5. Beer and Wine: Alcohol has two faces
A glass of beer in the evening? Yes, it can be sleep-inducing! Alcohol makes us sleep better in small amounts. At the same time, the hops in the beer have a calming effect. A glass of red wine also has a relaxing effect.
But be careful: With larger quantities (more than two glasses) the tide turns. We still fall asleep quickly, but while the alcohol is being broken down, the body releases more of the stress hormone cortisol. As a result, the second half of the night becomes restless. We wake up more often, dream dreamily and sleep flat overall. In the morning we don’t really feel rested – and neither are we.
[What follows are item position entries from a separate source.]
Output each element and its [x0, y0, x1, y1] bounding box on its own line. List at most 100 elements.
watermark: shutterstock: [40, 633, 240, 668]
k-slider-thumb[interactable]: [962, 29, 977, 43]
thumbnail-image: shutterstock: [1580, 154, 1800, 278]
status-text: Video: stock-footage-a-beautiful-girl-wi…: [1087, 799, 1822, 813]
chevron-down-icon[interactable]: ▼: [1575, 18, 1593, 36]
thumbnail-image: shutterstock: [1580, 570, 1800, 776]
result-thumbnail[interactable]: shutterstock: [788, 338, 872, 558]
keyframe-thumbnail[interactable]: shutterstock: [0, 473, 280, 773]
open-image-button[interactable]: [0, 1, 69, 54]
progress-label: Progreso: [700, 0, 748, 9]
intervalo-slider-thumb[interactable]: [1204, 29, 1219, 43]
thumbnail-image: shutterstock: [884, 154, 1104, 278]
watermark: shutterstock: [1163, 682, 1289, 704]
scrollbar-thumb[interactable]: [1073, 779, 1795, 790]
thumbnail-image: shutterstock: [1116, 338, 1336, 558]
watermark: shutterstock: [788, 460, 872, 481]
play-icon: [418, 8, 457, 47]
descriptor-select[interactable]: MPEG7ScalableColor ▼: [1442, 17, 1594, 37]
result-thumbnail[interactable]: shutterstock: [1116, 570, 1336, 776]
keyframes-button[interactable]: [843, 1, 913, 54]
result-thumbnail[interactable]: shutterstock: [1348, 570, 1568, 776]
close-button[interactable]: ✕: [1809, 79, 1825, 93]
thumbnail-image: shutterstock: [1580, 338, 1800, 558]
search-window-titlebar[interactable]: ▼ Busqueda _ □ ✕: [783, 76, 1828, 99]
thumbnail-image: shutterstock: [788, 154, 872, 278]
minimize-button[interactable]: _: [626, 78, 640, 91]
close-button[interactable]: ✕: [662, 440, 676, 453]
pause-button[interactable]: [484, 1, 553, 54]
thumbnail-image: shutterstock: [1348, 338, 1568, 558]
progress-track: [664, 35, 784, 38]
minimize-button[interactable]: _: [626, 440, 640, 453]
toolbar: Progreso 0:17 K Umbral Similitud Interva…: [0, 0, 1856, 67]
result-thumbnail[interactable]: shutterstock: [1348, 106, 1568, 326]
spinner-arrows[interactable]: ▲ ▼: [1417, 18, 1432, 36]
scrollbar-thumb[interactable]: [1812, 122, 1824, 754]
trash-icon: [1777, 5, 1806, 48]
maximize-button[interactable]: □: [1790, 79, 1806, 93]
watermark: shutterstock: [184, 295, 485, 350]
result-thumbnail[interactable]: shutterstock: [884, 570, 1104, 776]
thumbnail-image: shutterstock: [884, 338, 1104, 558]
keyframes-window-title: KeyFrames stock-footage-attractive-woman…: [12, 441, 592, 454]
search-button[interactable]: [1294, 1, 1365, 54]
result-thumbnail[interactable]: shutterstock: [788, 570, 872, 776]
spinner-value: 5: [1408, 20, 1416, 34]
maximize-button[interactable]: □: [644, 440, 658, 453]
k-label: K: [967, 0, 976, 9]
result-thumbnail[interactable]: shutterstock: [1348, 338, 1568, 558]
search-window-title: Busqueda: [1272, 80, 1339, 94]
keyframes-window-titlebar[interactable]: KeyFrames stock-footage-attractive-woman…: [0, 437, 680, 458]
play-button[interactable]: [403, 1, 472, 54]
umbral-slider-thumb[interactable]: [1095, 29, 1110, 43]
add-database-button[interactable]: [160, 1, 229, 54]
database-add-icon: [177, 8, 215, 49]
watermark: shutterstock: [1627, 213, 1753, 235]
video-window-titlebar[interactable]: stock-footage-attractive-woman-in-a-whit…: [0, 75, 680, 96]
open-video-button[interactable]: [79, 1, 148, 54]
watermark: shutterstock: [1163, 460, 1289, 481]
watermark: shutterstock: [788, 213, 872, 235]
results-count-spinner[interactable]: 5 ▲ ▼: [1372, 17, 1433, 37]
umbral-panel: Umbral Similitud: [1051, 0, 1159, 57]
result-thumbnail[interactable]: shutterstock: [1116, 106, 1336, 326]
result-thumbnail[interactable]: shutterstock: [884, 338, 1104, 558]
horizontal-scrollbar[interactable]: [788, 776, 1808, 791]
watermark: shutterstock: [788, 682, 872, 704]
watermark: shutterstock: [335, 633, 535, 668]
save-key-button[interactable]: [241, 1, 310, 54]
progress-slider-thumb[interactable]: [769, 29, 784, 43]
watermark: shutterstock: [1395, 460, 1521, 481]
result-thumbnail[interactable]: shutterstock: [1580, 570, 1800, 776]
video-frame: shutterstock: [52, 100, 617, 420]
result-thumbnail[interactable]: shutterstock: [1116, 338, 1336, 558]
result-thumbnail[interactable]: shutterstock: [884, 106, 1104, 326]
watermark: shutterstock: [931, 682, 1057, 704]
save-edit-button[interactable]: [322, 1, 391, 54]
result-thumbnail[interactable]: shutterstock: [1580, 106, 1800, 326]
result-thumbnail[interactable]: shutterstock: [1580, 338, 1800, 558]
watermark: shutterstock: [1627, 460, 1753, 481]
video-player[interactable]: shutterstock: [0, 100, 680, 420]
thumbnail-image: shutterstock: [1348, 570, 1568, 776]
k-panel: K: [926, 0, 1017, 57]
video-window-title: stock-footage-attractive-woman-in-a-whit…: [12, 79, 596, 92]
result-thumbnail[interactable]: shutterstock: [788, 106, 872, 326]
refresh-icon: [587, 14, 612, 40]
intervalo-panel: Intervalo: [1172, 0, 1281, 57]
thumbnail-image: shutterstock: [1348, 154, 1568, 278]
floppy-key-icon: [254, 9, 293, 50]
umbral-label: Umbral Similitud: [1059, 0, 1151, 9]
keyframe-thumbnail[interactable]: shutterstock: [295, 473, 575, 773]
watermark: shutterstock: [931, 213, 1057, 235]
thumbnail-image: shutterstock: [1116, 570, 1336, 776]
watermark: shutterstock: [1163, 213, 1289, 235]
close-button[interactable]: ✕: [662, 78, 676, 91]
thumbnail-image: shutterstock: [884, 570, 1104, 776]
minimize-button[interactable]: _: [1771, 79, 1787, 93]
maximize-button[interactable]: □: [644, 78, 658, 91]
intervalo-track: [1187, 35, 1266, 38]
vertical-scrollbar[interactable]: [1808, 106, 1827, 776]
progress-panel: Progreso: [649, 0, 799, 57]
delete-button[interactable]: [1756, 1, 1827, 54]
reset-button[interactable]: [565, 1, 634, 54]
6. Raw food in the evening is not suitable for everyone
If you suffer from sleep disorders, you should avoid raw foods in the evening. As healthy as the fresh green is, raw it can cause bloating and discomfort in sensitive people. That takes your sleep away. It is better to steam or steam your vegetables in the evening and enjoy them warm or lukewarm.
7. Drink yourself sleepy
It is well known that caffeinated drinks such as coffee, cola or black and green tea do not exactly promote sleep. From 4 p.m., or even better from 2 p.m., you should avoid this if you suffer from sleep disorders.
But fruit juices also have an invigorating effect. The fruit acid and the vitamins it contains have an invigorating effect and are therefore not recommended shortly before bedtime.
Warm, aromatic drinks such as teas are suitable. Melissa tea is particularly recommended. Lemon balm (also called lemon balm) has a calming and relaxing effect and promotes sleep. By the way, you are welcome to sweeten the tea with a teaspoon of honey. Because this also helps the body to relax.